Hello, Mrs Hg137 here.
Today was to be an auspicious caching day. We could pass our target of 365 caches for the year – one a day. This called for something special to match the occasion.
Accordingly, Mr Hg137 did a little research and found a series of six caches not too far away, called ‘Summer Holiday’. This is a short series of child-friendly caches spread over about a mile’s walk.
None of the caches have hints; all the information needed is/should be in the cache name, and all of them are slightly different from the usual cache, which is quite often a 35mm film container. There’s nothing wrong with those; they are cheap, small, and easy to hide, but we wanted something slightly special for this trip.
Off we went to Swinley Forest, parked close to a timber yard, and set off into the woods. The first cache was not too far away and we found it quite quickly; it was advertised as being ‘a home for a tree elf in the ivy’ but it seemed that the elves were out when we visited… On we went, nabbing the ‘firewood’ cache and then on to ‘all tied up’.
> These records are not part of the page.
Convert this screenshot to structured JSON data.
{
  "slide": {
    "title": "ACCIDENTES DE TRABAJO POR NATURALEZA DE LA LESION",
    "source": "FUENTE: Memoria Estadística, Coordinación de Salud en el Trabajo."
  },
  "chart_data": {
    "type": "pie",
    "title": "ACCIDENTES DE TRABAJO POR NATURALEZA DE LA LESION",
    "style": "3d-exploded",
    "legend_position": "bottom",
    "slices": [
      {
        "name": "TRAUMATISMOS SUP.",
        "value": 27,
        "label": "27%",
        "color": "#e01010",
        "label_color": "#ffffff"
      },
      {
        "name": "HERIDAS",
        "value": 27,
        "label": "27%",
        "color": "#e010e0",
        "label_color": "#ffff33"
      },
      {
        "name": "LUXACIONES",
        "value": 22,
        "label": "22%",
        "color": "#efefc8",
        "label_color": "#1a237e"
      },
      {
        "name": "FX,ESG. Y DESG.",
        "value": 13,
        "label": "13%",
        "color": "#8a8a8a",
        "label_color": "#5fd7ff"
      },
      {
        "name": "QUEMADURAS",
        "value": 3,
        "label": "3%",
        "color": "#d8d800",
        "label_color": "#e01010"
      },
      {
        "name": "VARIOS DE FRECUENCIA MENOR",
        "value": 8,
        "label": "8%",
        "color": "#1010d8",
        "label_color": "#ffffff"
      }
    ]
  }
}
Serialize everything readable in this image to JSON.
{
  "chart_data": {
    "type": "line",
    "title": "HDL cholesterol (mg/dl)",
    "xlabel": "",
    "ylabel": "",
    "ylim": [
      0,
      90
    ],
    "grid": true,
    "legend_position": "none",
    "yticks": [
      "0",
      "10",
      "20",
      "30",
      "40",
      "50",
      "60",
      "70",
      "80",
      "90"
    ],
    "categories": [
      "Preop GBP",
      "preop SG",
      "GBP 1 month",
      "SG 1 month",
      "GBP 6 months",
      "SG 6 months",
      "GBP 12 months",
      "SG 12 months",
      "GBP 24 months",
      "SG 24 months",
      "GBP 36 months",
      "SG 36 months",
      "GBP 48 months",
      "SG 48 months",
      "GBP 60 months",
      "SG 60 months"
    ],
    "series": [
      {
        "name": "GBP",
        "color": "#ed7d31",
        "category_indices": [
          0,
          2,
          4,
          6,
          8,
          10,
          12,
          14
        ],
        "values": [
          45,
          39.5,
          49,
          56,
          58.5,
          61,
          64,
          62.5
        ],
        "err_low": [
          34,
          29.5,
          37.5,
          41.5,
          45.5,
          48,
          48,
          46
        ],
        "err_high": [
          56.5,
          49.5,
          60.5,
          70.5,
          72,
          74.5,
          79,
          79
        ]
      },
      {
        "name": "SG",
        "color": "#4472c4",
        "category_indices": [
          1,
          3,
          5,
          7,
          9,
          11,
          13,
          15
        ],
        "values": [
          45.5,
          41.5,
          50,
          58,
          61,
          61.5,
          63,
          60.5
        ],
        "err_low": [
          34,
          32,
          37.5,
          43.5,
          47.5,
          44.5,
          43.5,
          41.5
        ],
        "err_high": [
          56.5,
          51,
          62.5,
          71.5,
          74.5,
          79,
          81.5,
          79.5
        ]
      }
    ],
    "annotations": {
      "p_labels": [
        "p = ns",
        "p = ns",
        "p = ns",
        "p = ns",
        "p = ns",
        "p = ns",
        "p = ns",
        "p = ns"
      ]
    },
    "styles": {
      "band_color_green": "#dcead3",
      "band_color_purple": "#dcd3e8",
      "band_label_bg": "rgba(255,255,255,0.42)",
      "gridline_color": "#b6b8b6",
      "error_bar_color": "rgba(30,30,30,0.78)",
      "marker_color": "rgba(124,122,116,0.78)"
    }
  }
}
This was THE cache that reached our target. It was an interesting cache, a little different from the normal, and contained a trackable, ‘Der Champion’ from a site we hadn’t met before, www.geokrety.org ; we will move it (him, he’s a small model workman) on just as soon as we work out how to log him.
The final three caches in the series were ‘we’re going on a bear hunt’, ‘you’re sitting on it’ and ‘nice slice’, all of which describe the caches nicely. We had a travel bug with us, Pudsey Bear (more correctly ‘Hamina Tattoo’) and he was thrilled to meet another bear, but, sadly, he just wouldn’t fit in that cache. We left him nearby in the last cache in the series and hope he moves on soon – it shouldn’t take too long as this is, understandably, a popular series.
So … we’ve managed to find just over 365 caches already, and the year is not yet done. Geocaching has taken us to places near and far, that we would not otherwise have visited., and have learnt so many things while doing so (history, geography, geology …). We’ve placed our own geocache, sent off our own trackable, contributed to cacher’s magazines ( www.ukcachemag.com ) and met the wider cacher community at social events and the UK Mega. Just a few times we’ve found cachers when out on the caching trail; they’ve been a varied bunch, and all have been friendly. And we’ve converted a few of our friends and work colleagues into being cachers themselves. Has it been worth doing. You bet it has!